Bluntly, the reason is that a public discussion of policies shows them to be lacking and, as policy drives practice, undercutting of good social work. We have a public assistance policy that keeps families below the poverty line where it is impossible for them to thrive. Politely, it is a form of social neglect. We have a policy of removing children from harm but not one to offer them enough therapy to address the damage. We have a policy to work cooperatively with families, but social workers with high caseloads do not have the time to invest in this slower but surer approach. We have a policy to set up Indigenous agencies but not to fund them adequately and not to work with them cooperatively and collegially. No one is served well.

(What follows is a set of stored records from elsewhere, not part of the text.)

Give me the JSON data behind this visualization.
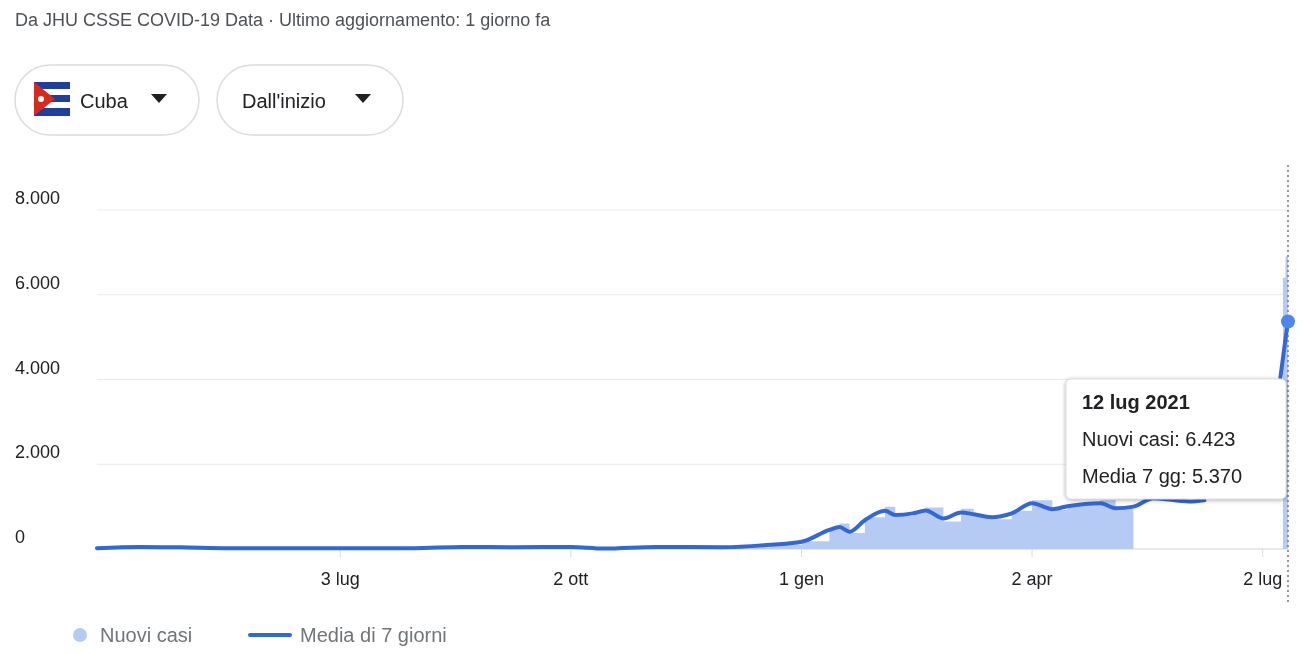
{
  "chart_data": {
    "type": "area",
    "annotations": [
      "Da JHU CSSE COVID-19 Data · Ultimo aggiornamento: 1 giorno fa",
      "Cuba",
      "Dall'inizio",
      "12 lug 2021",
      "Nuovi casi: 6.423",
      "Media 7 gg: 5.370"
    ],
    "series": [
      {
        "name": "Nuovi casi",
        "color": "#b5cbf4",
        "x": [
          "2020-03-29",
          "2020-04-15",
          "2020-05-01",
          "2020-05-20",
          "2020-06-15",
          "2020-07-03",
          "2020-08-01",
          "2020-08-20",
          "2020-09-10",
          "2020-10-02",
          "2020-10-15",
          "2020-11-05",
          "2020-12-01",
          "2020-12-20",
          "2021-01-01",
          "2021-01-12",
          "2021-01-16",
          "2021-01-20",
          "2021-01-26",
          "2021-02-03",
          "2021-02-07",
          "2021-02-14",
          "2021-02-19",
          "2021-02-26",
          "2021-03-05",
          "2021-03-10",
          "2021-03-17",
          "2021-03-25",
          "2021-04-02",
          "2021-04-10",
          "2021-04-16",
          "2021-04-29",
          "2021-05-05",
          "2021-05-12",
          "2021-05-20",
          "2021-06-03",
          "2021-06-09",
          "2021-06-20",
          "2021-07-10",
          "2021-07-11",
          "2021-07-12"
        ],
        "values": [
          30,
          60,
          40,
          20,
          10,
          10,
          20,
          60,
          40,
          50,
          10,
          50,
          40,
          100,
          180,
          500,
          600,
          380,
          750,
          1000,
          780,
          900,
          980,
          650,
          950,
          800,
          700,
          900,
          1150,
          920,
          1050,
          1150,
          950,
          1050,
          null,
          null,
          null,
          null,
          6400,
          6900,
          6423
        ]
      },
      {
        "name": "Media di 7 giorni",
        "type": "line",
        "color": "#3367d6",
        "x": [
          "2020-03-29",
          "2020-04-15",
          "2020-05-01",
          "2020-05-20",
          "2020-06-15",
          "2020-07-03",
          "2020-08-01",
          "2020-08-20",
          "2020-09-10",
          "2020-10-02",
          "2020-10-15",
          "2020-11-05",
          "2020-12-01",
          "2020-12-20",
          "2021-01-01",
          "2021-01-12",
          "2021-01-16",
          "2021-01-20",
          "2021-01-26",
          "2021-02-03",
          "2021-02-07",
          "2021-02-14",
          "2021-02-19",
          "2021-02-26",
          "2021-03-05",
          "2021-03-10",
          "2021-03-17",
          "2021-03-25",
          "2021-04-02",
          "2021-04-10",
          "2021-04-16",
          "2021-04-29",
          "2021-05-05",
          "2021-05-12",
          "2021-05-20",
          "2021-06-03",
          "2021-06-09",
          "2021-06-20",
          "2021-07-09",
          "2021-07-10",
          "2021-07-11",
          "2021-07-12"
        ],
        "values": [
          20,
          50,
          40,
          20,
          20,
          20,
          20,
          50,
          40,
          50,
          10,
          50,
          40,
          100,
          170,
          450,
          520,
          410,
          680,
          900,
          800,
          840,
          910,
          720,
          860,
          820,
          750,
          840,
          1080,
          940,
          1010,
          1080,
          960,
          1000,
          1200,
          1120,
          1150,
          null,
          4050,
          4500,
          4950,
          5370
        ]
      }
    ],
    "xlim": [
      "2020-03-29",
      "2021-07-12"
    ],
    "xticks": [
      {
        "value": "2020-07-03",
        "label": "3 lug"
      },
      {
        "value": "2020-10-02",
        "label": "2 ott"
      },
      {
        "value": "2021-01-01",
        "label": "1 gen"
      },
      {
        "value": "2021-04-02",
        "label": "2 apr"
      },
      {
        "value": "2021-07-02",
        "label": "2 lug"
      }
    ],
    "ylim": [
      0,
      8000
    ],
    "yticks": [
      0,
      {
        "value": 2000,
        "label": "2.000"
      },
      {
        "value": 4000,
        "label": "4.000"
      },
      {
        "value": 6000,
        "label": "6.000"
      },
      {
        "value": 8000,
        "label": "8.000"
      }
    ],
    "ref_lines": [
      {
        "axis": "x",
        "value": "2021-07-12",
        "color": "#757575",
        "line_style": "dotted"
      }
    ],
    "grid": "y",
    "legend": "bottom left",
    "marker": "none"
  }
}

Chief Councillor Woods is right. None of this serves reconciliation either. The removing of children from their community removes them from their culture, creating secondary trauma for them and continuing trauma for their communities. Until the government funds the Ministry and Indigenous agencies adequately, neither can focus on the long term collaborative work with families that is required to support parents and keep children healthy. That lack of long-term support and respectful partnership makes the government’s commitment to the rights of Indigenous peoples a hollow gesture that does nothing to strengthen their communities. It simply stinks of our 200 year history of colonialism and racism.

No good social work can possibly occur without respectful long-term relationships between everyone involved. Our children require that of us. The impasse at Gitanmaax shows we have a long way to go.

Robert Hart, MSW

Terrace, B.C.

Robert Hart practiced child protection social work in BC and Yukon for over 20 years. He worked on social research with the federal government focussing on models of family support and lectured on social policy at UNBC for 16 years.